- Prior was a deficit of $52.8B (revised to -48.1B)
- Goods trade balance -58.57B vs -77.69B prior
You will see some big Q3 GDP forecast upgrades with this data. This is the payback from the front-run early in the year and it came in stronger than economists forecast. That led to about a 10 pip rise in USD/JPY as the market looks beyond the gyrations of 2025 and tries to assess the path of the economy in 2026.
We also got the Q3 US productivity report and it was a big beat with productivity up 4.9% compared to 3.0% expected. The prior quarter was also revised to 4.1% from 2.4%. Unit labor costs fell 1.9% compared to +1.0% expected.

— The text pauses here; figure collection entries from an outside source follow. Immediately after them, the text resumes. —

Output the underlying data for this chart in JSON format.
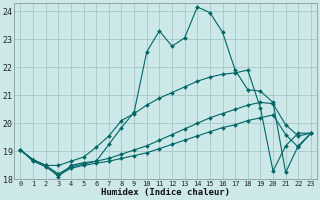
{
  "xlabel": "Humidex (Indice chaleur)",
  "background_color": "#cce8e8",
  "grid_color": "#aacccc",
  "line_color": "#006666",
  "xlim": [
    -0.5,
    23.5
  ],
  "ylim": [
    18,
    24.3
  ],
  "yticks": [
    18,
    19,
    20,
    21,
    22,
    23,
    24
  ],
  "xticks": [
    0,
    1,
    2,
    3,
    4,
    5,
    6,
    7,
    8,
    9,
    10,
    11,
    12,
    13,
    14,
    15,
    16,
    17,
    18,
    19,
    20,
    21,
    22,
    23
  ],
  "series": [
    {
      "x": [
        0,
        1,
        2,
        3,
        4,
        5,
        6,
        7,
        8,
        9,
        10,
        11,
        12,
        13,
        14,
        15,
        16,
        17,
        18,
        19,
        20,
        21,
        22,
        23
      ],
      "y": [
        19.05,
        18.7,
        18.5,
        18.1,
        18.5,
        18.6,
        18.65,
        19.25,
        19.85,
        20.4,
        22.55,
        23.3,
        22.75,
        23.05,
        24.15,
        23.95,
        23.25,
        21.9,
        21.2,
        21.15,
        20.75,
        18.25,
        19.2,
        19.65
      ]
    },
    {
      "x": [
        0,
        1,
        2,
        3,
        4,
        5,
        6,
        7,
        8,
        9,
        10,
        11,
        12,
        13,
        14,
        15,
        16,
        17,
        18,
        19,
        20,
        21,
        22,
        23
      ],
      "y": [
        19.05,
        18.7,
        18.5,
        18.5,
        18.65,
        18.8,
        19.15,
        19.55,
        20.1,
        20.35,
        20.65,
        20.9,
        21.1,
        21.3,
        21.5,
        21.65,
        21.75,
        21.8,
        21.9,
        20.55,
        18.3,
        19.2,
        19.65,
        19.65
      ]
    },
    {
      "x": [
        0,
        1,
        2,
        3,
        4,
        5,
        6,
        7,
        8,
        9,
        10,
        11,
        12,
        13,
        14,
        15,
        16,
        17,
        18,
        19,
        20,
        21,
        22,
        23
      ],
      "y": [
        19.05,
        18.7,
        18.5,
        18.2,
        18.45,
        18.55,
        18.65,
        18.75,
        18.9,
        19.05,
        19.2,
        19.4,
        19.6,
        19.8,
        20.0,
        20.2,
        20.35,
        20.5,
        20.65,
        20.75,
        20.7,
        19.95,
        19.55,
        19.65
      ]
    },
    {
      "x": [
        0,
        1,
        2,
        3,
        4,
        5,
        6,
        7,
        8,
        9,
        10,
        11,
        12,
        13,
        14,
        15,
        16,
        17,
        18,
        19,
        20,
        21,
        22,
        23
      ],
      "y": [
        19.05,
        18.65,
        18.45,
        18.15,
        18.4,
        18.5,
        18.58,
        18.65,
        18.75,
        18.85,
        18.95,
        19.1,
        19.25,
        19.4,
        19.55,
        19.7,
        19.85,
        19.95,
        20.1,
        20.2,
        20.3,
        19.6,
        19.15,
        19.65
      ]
    }
  ]
}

Productivity is particularly tough to measure but this is undoubtedly good news and -- if sustained -- it would argue for lower rates even in an accelerating economy. AI is likely only a fraction of this gain but the promise of AI is that we could consistently see numbers like this. The problem is that it might come from layoffs and eventually you need consumers to have money in a consumer-driven economy.
Canadian trade balance for October:
- Balance -0.58B vs -1.36B expected
- Exports 65.61B vs 64.23B prior
- Imports 66.19B vs 64.08B prior
- Exports +3.4%
- Imports +2.1%
This is a good sign for Canadian trade despite the uncertainty around the USMCA agreement. A big tailwind for Canadian trade in 2025 was gold exports and they rose 2.1% in October after a 6.7% rise in September. That's helped to offset falling oil exports due to dropping oil prices.
Manufacturing also got some good news as exports of motor vehicles and parts rose 4.1% in October.
Canada's trade surplus with the United States narrowed from $8.4 billion in September to $4.8 billion in October.
These numbers were all badly delayed by the US government shutdown.